Environment Minister Prakash Javadekar has overturned his predecessor Jairam Ramesh’s “mischievous” order of banning development activities in Maharashtra’s 1,000 odd villages in south Konkan citing impact on environment.

According to Javadekar, his predecessor had issued these “mischievous” orders in August 2010 banning development works in Sindhudurg and Ratnagiri districts for four months without any study. The moratorium kept on extending for a four-month period which even put on hold house repair jobs in the region.

The Kasturirangan Committee on Western Ghats had identified 112 villages in the two districts as falling in the eco-sensitive zone, but the Central order had “unnecessarily” impacted 900 other villages. The fresh order issued by the environment ministry, however, disallows any development activity in the villages identified by Kasturirangan. Now, it is learnt that the ministry is scouting for similar “improper” orders issued during the UPA regime.

Sagar Kulkarni, New Delhi

Builders’ lobby

The much awaited Rajasthan Apartment Bill 2014 has become a bone of contention for the BJP-led state government. In the last three cabinet meetings, the discussions on the bill were dropped from the agenda as state government is in a fix over deciding the provisions of the bill. Sources say due to pressure from builders and heavy weight real estate players, the draft of the bill has been changed several times.

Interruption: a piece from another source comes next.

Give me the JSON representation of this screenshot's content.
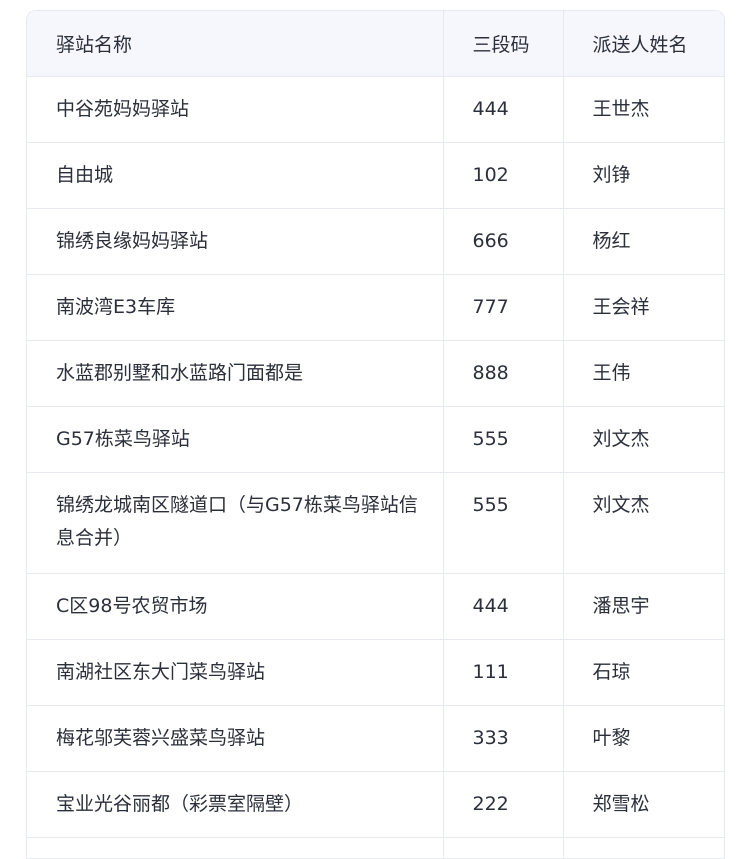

The government initially wanted to come up with the bill to monitor real estate segment and provide interim relief to consumers and buyers from the ill practices of real estate. The bill contained several stringent provisions, which were opposed by real estate players, who are expected to make heavy investments in Rajasthan. These players are comfortable with a bill that protects the interest of buyers but oppose the restrictions and deadline imposed on them.

Abhishek Gaur, Jaipur

“Unmasking” rebels

Odisha agriculture minister Pradip Maharathi is known for his controversial remarks. The senior Biju Janata Dal (BJD) leader dropped a bombshell recently both within his party and outside when he claimed that a conspiracy was going on within the ruling regional outfit against the chief minister and party president Naveen Patnaik. “We are going to unmask these conspirators very shortly”, he told in an interview to a local TV news channel.

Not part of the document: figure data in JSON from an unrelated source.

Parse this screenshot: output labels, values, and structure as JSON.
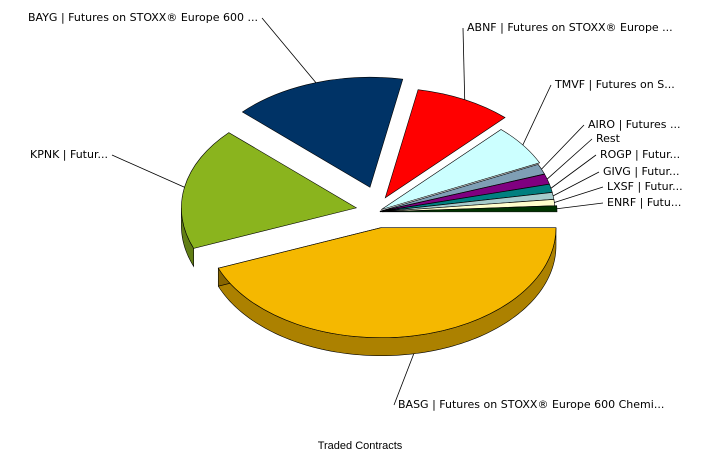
{
  "chart_data": {
    "type": "pie3d",
    "title": "Traded Contracts",
    "categories": [
      "BASG | Futures on STOXX® Europe 600 Chemi...",
      "KPNK | Futur...",
      "BAYG | Futures on STOXX® Europe 600 ...",
      "ABNF | Futures on STOXX® Europe ...",
      "TMVF | Futures on S...",
      "AIRO | Futures ...",
      "Rest",
      "ROGP | Futur...",
      "GIVG | Futur...",
      "LXSF | Futur...",
      "ENRF | Futu..."
    ],
    "values": [
      44,
      18,
      16,
      9,
      6,
      1.5,
      1.5,
      1.2,
      1,
      0.9,
      0.9
    ],
    "colors": [
      "#f5b800",
      "#8ab41e",
      "#003366",
      "#ff0000",
      "#ccffff",
      "#7f9fb5",
      "#800080",
      "#008080",
      "#a6cccc",
      "#ffffcc",
      "#003300"
    ]
  }
}
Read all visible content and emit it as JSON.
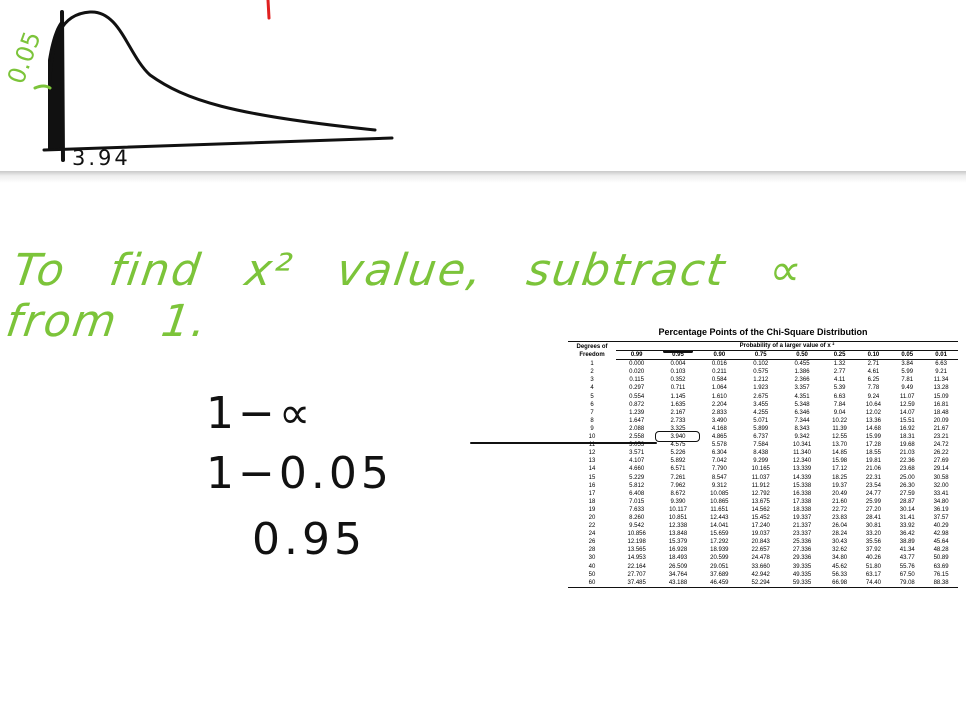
{
  "sketch": {
    "y_label": "0.05",
    "x_label": "3.94"
  },
  "sentence": {
    "words": [
      "To",
      "find",
      "x²",
      "value,",
      "subtract",
      "∝",
      "from",
      "1."
    ]
  },
  "calculation": {
    "line1": "1−∝",
    "line2": "1−0.05",
    "line3": "0.95"
  },
  "table": {
    "title": "Percentage Points of the Chi-Square Distribution",
    "df_header_line1": "Degrees of",
    "df_header_line2": "Freedom",
    "prob_header": "Probability of a larger value of x ²",
    "columns": [
      "0.99",
      "0.95",
      "0.90",
      "0.75",
      "0.50",
      "0.25",
      "0.10",
      "0.05",
      "0.01"
    ],
    "rows": [
      [
        "1",
        "0.000",
        "0.004",
        "0.016",
        "0.102",
        "0.455",
        "1.32",
        "2.71",
        "3.84",
        "6.63"
      ],
      [
        "2",
        "0.020",
        "0.103",
        "0.211",
        "0.575",
        "1.386",
        "2.77",
        "4.61",
        "5.99",
        "9.21"
      ],
      [
        "3",
        "0.115",
        "0.352",
        "0.584",
        "1.212",
        "2.366",
        "4.11",
        "6.25",
        "7.81",
        "11.34"
      ],
      [
        "4",
        "0.297",
        "0.711",
        "1.064",
        "1.923",
        "3.357",
        "5.39",
        "7.78",
        "9.49",
        "13.28"
      ],
      [
        "5",
        "0.554",
        "1.145",
        "1.610",
        "2.675",
        "4.351",
        "6.63",
        "9.24",
        "11.07",
        "15.09"
      ],
      [
        "6",
        "0.872",
        "1.635",
        "2.204",
        "3.455",
        "5.348",
        "7.84",
        "10.64",
        "12.59",
        "16.81"
      ],
      [
        "7",
        "1.239",
        "2.167",
        "2.833",
        "4.255",
        "6.346",
        "9.04",
        "12.02",
        "14.07",
        "18.48"
      ],
      [
        "8",
        "1.647",
        "2.733",
        "3.490",
        "5.071",
        "7.344",
        "10.22",
        "13.36",
        "15.51",
        "20.09"
      ],
      [
        "9",
        "2.088",
        "3.325",
        "4.168",
        "5.899",
        "8.343",
        "11.39",
        "14.68",
        "16.92",
        "21.67"
      ],
      [
        "10",
        "2.558",
        "3.940",
        "4.865",
        "6.737",
        "9.342",
        "12.55",
        "15.99",
        "18.31",
        "23.21"
      ],
      [
        "11",
        "3.053",
        "4.575",
        "5.578",
        "7.584",
        "10.341",
        "13.70",
        "17.28",
        "19.68",
        "24.72"
      ],
      [
        "12",
        "3.571",
        "5.226",
        "6.304",
        "8.438",
        "11.340",
        "14.85",
        "18.55",
        "21.03",
        "26.22"
      ],
      [
        "13",
        "4.107",
        "5.892",
        "7.042",
        "9.299",
        "12.340",
        "15.98",
        "19.81",
        "22.36",
        "27.69"
      ],
      [
        "14",
        "4.660",
        "6.571",
        "7.790",
        "10.165",
        "13.339",
        "17.12",
        "21.06",
        "23.68",
        "29.14"
      ],
      [
        "15",
        "5.229",
        "7.261",
        "8.547",
        "11.037",
        "14.339",
        "18.25",
        "22.31",
        "25.00",
        "30.58"
      ],
      [
        "16",
        "5.812",
        "7.962",
        "9.312",
        "11.912",
        "15.338",
        "19.37",
        "23.54",
        "26.30",
        "32.00"
      ],
      [
        "17",
        "6.408",
        "8.672",
        "10.085",
        "12.792",
        "16.338",
        "20.49",
        "24.77",
        "27.59",
        "33.41"
      ],
      [
        "18",
        "7.015",
        "9.390",
        "10.865",
        "13.675",
        "17.338",
        "21.60",
        "25.99",
        "28.87",
        "34.80"
      ],
      [
        "19",
        "7.633",
        "10.117",
        "11.651",
        "14.562",
        "18.338",
        "22.72",
        "27.20",
        "30.14",
        "36.19"
      ],
      [
        "20",
        "8.260",
        "10.851",
        "12.443",
        "15.452",
        "19.337",
        "23.83",
        "28.41",
        "31.41",
        "37.57"
      ],
      [
        "22",
        "9.542",
        "12.338",
        "14.041",
        "17.240",
        "21.337",
        "26.04",
        "30.81",
        "33.92",
        "40.29"
      ],
      [
        "24",
        "10.856",
        "13.848",
        "15.659",
        "19.037",
        "23.337",
        "28.24",
        "33.20",
        "36.42",
        "42.98"
      ],
      [
        "26",
        "12.198",
        "15.379",
        "17.292",
        "20.843",
        "25.336",
        "30.43",
        "35.56",
        "38.89",
        "45.64"
      ],
      [
        "28",
        "13.565",
        "16.928",
        "18.939",
        "22.657",
        "27.336",
        "32.62",
        "37.92",
        "41.34",
        "48.28"
      ],
      [
        "30",
        "14.953",
        "18.493",
        "20.599",
        "24.478",
        "29.336",
        "34.80",
        "40.26",
        "43.77",
        "50.89"
      ],
      [
        "40",
        "22.164",
        "26.509",
        "29.051",
        "33.660",
        "39.335",
        "45.62",
        "51.80",
        "55.76",
        "63.69"
      ],
      [
        "50",
        "27.707",
        "34.764",
        "37.689",
        "42.942",
        "49.335",
        "56.33",
        "63.17",
        "67.50",
        "76.15"
      ],
      [
        "60",
        "37.485",
        "43.188",
        "46.459",
        "52.294",
        "59.335",
        "66.98",
        "74.40",
        "79.08",
        "88.38"
      ]
    ]
  },
  "colors": {
    "ink_green": "#7cc43a",
    "ink_black": "#111111",
    "ink_red": "#e02020"
  }
}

The loudmouth politico did not name anybody but it was believed in party circles that his words were aimed at his cabinet colleague, parliamentary affairs minister Bikram Arokh with whom he had a bitter verbal duel in the lobby of the state assembly a few days back. The war of words, reportedly in filthy language, had not only become a major topic of discussion in the legislators’ circles but had also been extensively covered by the local media.

S T Beuria, Bhubaneswar

Buffoons and psycho

The Andhra Pradesh State Assembly currently running in the old assembly hall built by the Nizams has become a mute witness of political slugfest during its first ever Budget session after the state was divided.  While the only credible opposition, YSR Congress , which has the onus of directing the TDP government in right direction in the absence of the routed old Congress, is busy fighting for its cadre allegedly murdered by TDP henchmen.

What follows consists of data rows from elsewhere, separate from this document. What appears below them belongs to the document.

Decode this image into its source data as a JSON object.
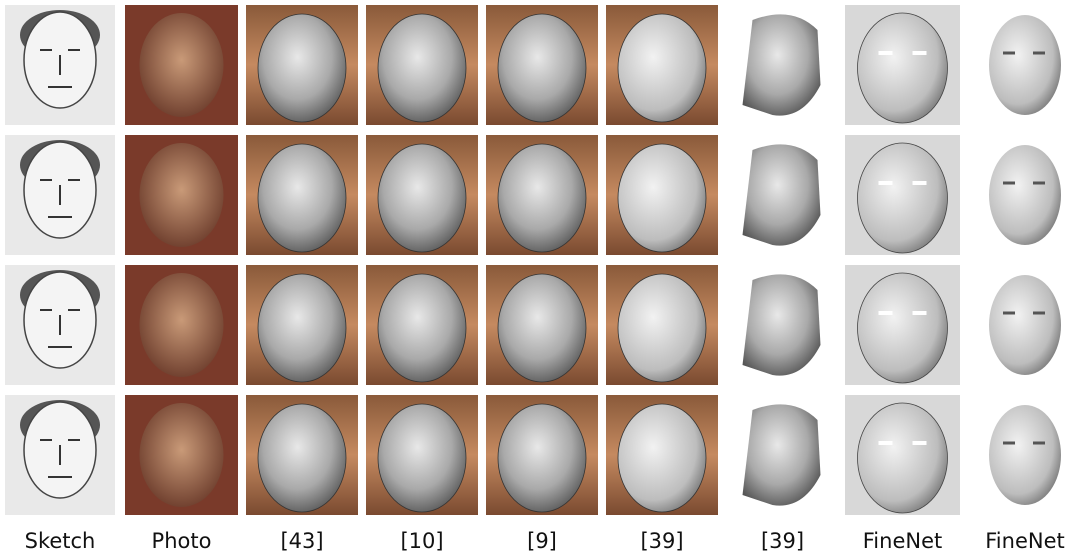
{
  "columns": [
    "Sketch",
    "Photo",
    "[43]",
    "[10]",
    "[9]",
    "[39]",
    "[39]",
    "FineNet",
    "FineNet"
  ]
}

The Leader of the Opposition Jaganmohan Reddy, in the heat of discussion, called the TDP men as buffoons while the TDP legislators called Jagan a psycho. They even said that they are afraid that YSRC MLAs might throw bombs in the Assembly, reminding the past of the faction-afflicted Jagan’s family.  Now, the people of the forsaken AP are wondering when the Assembly would take up their issues rather than calling each other names.

JBS Umanadh, Hyderabad

Drunken stupor

Drunken stupor can be pretty amusing as one of our reporters found to his surprise when a customer at the Tamil Nadu government-owned liquor retailer, TASMAC outlet quietly came, paid for a liquor bottle, whose prices had been recently hiked, and left.

Farther from the vend, he sent a few gulps down and was back at the shop little later shouting at the staff for not seeking his permission before hiking the liquor prices.The staff got stumped and could only gawk before convincing him to return without making a murmur. Who said nobody had the gall to protest the increase in liquor prices? A little liquor could bring the braveheart out of his closet.